Invoices/receipts include: 

☐ Name of the patient.

☐ Date of service.

☐ Name and title of the physiotherapist, physiotherapist assistant, and others who provided care under the PT’s supervision.

☐ Description of the care, service or product provided.

☐ Amount of the fee for the care, service or product.

☐ Any payment received.

Privacy Requirements

Physiotherapists must comply with all legislation that protects the confidentiality of personal information and personal health information.

Here are some things physiotherapists must know related to privacy:

☐ I know who the Health Information Custodian is for my patient’s records.

☐ I understand my duties as either the Health Information Custodian or an agent of the Health Information Custodian (for example, by reviewing the College’s privacy resources).

☐ I have/follow policies and practices that protect patient confidentiality in the course of collecting, storing, using, transmitting and disposing of personal health information.

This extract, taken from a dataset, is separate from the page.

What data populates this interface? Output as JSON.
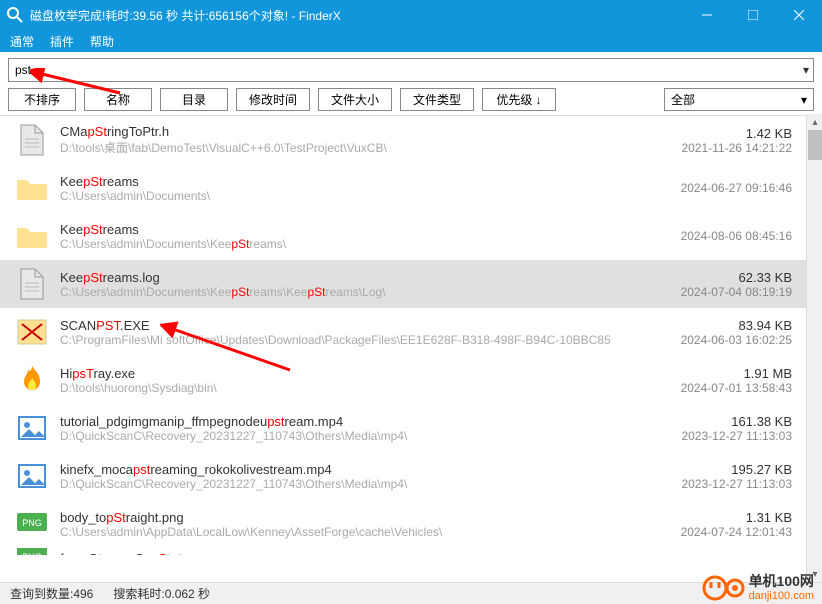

☐ My patients are aware of who has custody and control of their personal health information (i.e. who is the Health Information Custodian) and how their personal health information will be managed.

☐ I obtain explicit consent from patients before disclosing their personal health information to someone who is not a health provider involved in their care.

☐ I know how to respond to a request to access a patient’s health records (for example, by reviewing information from the Information and Privacy Commissioner).